First, it’s alleged that Rawalpindi’s police chief, and not Benazir Bhutto’s husband, blocked an autopsy into the exact cause of her death. And, in the totally unsurprising, President Pervez Musharraf sounds like he’s going to (indefinitely?) delay the Jan. 8 parliamentary election.
So, will Bush/Condi Rice actually do something beyond hand-wringing, like cut aid to Pakistan, or something even more serious, like a mild, but visible, set of limited sanctions against the country, up to working behind the scenes to encourage Musharraf to resign?
This is doubly true now that Britain’s Channel 4 has aired video footage clearly showing Bhutto being shot before the explosion. Gun-wieldng hitman are definitely not the mark of al-Qaeda; I would guess the same to be true of Islamist groups inside Pakistan.
That, the blocked autopsy, (her widower, Asif Ali Zardari, has said the family was against exhumation because it did not trust the government) and the refusal to use international help to investigate, all point to some degree of Pakistani government connection, if not outright collaboration. Simple hand-wringing just won’t cut it.

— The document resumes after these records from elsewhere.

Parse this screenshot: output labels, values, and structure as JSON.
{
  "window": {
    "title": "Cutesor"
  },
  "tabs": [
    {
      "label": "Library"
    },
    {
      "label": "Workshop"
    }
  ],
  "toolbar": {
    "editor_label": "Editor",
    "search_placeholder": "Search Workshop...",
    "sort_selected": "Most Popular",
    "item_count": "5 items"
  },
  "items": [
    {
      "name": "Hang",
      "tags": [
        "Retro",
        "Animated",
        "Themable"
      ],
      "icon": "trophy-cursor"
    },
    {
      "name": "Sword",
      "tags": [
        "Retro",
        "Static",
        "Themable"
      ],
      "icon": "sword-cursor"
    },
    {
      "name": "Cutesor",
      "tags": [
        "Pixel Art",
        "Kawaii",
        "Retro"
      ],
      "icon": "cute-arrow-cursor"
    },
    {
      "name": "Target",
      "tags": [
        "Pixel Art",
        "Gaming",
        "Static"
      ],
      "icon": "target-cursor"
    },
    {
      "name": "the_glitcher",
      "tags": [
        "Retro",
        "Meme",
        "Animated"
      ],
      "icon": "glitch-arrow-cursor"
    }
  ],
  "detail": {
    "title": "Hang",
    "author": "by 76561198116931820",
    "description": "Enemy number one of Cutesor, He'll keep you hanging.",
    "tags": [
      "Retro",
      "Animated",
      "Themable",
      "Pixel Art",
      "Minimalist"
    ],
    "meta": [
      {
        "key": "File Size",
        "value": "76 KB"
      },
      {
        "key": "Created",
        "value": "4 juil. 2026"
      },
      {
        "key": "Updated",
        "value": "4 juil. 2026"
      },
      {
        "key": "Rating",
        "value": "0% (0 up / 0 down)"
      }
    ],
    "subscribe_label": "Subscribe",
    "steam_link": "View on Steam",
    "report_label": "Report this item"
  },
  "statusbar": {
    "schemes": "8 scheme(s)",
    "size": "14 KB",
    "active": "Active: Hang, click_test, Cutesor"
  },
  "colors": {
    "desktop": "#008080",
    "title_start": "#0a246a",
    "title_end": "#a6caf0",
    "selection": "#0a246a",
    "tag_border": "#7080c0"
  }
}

Meanwhile, political opponents inside Pakistan, and not just Nawaz Sharif, are calling for Musharraf to step down and be replaced by a national unity government. In U.S. politics, its interesting that this was the position adopted by Bill Richardson, then some other “second-tier” Democratic presidential candidates; however, none of the Democratic “big three,” nor any Republicans, have taken up that position.
From where I stand, the tepid response of the Democratic “big three” is yet another reason to question just how much newness they bring to foreign policy, and another reason to not vote for them.